CBS will air its “Super Bowl’s Greatest Commercials” tomorrow evening at 9.

From AOL’s perspective, the initiative is designed to highlight its TopSpeed technology, which enables dial-up users five-times-faster Internet surfing. Just think of all those pop-up ads exploding on your computer screen five times faster than before.

Some of the ads chosen include the 1984 Apple Computer spot and a 1973 Noxzema shaving-cream ad starring Joe Namath and Farrah Fawcett.

Would anybody trust either one of ‘em with a razor these days?

Everybody loves Doris?

Doris Roberts is already mulling life after “Raymond.”

Miss Roberts, one of “Everybody Loves Raymond’s” key cast members, would be thrilled if the show morphs into a sitcom about Brad Garrett’s character, Robert Barone, and his new in-laws.

She told the Associated Press she’s “sure this is in the minds of CBS people.”

Miss Roberts says Fred Willard, Georgia Engel and Chris Elliott, the actors playing the new in-law characters, are worthy of a spinoff.

“They are totally different in their way but certainly just as dysfunctional” as Frank and Marie Barone, Miss Roberts says. Frank (Peter Boyle) and her character, Marie, would fit into a sitcom like that perfectly, she adds.

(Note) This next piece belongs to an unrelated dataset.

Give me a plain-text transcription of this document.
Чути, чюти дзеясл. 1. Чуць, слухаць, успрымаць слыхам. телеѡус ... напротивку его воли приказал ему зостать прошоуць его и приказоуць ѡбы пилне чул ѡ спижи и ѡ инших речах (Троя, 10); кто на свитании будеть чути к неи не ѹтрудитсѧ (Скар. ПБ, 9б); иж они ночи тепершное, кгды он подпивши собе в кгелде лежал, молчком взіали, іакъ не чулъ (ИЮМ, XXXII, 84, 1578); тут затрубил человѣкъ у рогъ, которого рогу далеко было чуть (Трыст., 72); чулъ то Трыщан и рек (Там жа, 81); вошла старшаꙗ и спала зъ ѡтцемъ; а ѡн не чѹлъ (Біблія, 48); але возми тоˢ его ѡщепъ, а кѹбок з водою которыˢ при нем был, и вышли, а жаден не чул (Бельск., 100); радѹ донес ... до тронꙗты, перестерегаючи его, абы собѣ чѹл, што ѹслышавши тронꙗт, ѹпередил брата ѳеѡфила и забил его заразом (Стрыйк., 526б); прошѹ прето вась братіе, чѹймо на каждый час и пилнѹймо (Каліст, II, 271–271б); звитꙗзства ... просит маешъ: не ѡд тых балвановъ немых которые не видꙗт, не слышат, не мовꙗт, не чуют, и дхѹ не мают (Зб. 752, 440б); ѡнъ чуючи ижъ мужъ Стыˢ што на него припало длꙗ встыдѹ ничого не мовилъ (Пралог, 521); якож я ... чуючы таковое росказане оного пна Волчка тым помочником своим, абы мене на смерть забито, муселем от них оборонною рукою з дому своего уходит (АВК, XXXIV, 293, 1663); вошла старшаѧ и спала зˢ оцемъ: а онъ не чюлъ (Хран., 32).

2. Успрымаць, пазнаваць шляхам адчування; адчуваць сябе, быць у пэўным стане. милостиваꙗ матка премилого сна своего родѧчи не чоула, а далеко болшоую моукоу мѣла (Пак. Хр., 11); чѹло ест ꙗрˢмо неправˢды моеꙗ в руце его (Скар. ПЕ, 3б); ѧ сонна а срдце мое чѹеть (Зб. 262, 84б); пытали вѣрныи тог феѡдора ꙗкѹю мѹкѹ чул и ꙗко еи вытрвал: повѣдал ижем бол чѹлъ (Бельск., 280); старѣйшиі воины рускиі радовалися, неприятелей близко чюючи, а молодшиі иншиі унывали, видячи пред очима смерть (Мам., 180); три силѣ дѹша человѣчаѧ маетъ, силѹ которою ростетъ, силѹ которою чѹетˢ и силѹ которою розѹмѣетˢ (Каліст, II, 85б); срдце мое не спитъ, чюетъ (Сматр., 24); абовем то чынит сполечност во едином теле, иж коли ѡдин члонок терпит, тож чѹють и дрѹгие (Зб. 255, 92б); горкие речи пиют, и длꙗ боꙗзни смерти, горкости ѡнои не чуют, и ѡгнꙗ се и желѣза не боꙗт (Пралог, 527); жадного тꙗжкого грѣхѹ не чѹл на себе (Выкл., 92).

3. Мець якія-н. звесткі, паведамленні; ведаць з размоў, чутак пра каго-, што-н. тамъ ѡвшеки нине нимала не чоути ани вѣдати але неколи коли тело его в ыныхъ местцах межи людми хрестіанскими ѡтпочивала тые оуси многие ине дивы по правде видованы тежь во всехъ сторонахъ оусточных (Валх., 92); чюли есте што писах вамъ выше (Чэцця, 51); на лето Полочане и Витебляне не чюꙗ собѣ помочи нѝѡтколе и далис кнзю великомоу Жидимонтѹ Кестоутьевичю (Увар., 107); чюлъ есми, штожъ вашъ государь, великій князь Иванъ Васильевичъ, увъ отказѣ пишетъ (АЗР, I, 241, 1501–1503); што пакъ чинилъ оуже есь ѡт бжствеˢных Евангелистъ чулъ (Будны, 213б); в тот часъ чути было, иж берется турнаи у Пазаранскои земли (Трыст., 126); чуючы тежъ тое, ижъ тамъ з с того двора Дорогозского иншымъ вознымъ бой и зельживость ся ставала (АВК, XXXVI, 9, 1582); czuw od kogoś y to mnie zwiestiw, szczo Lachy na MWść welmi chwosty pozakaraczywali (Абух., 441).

Meantime, Miss Roberts says she’s hoping that Ray Romano will keep “Everybody Loves Raymond” going for at least another season. She says she’s let Mr. Romano and others connected with the show know she would like the sitcom to stick around.

“Now you just have to leave it alone. You can push just so far, and then you get to be annoying. I can’t imagine how CBS would let it go. I understand from the writers’ point of view. If they can’t come up with good ideas and new ideas that are not repetitive, they don’t want to go on with that. But they’re far from that this year, so I keep my fingers crossed. I’m sure CBS will find a way to make it work,” Miss Roberts told AP Radio.

Compiled by Christian Toto from staff and wire reports.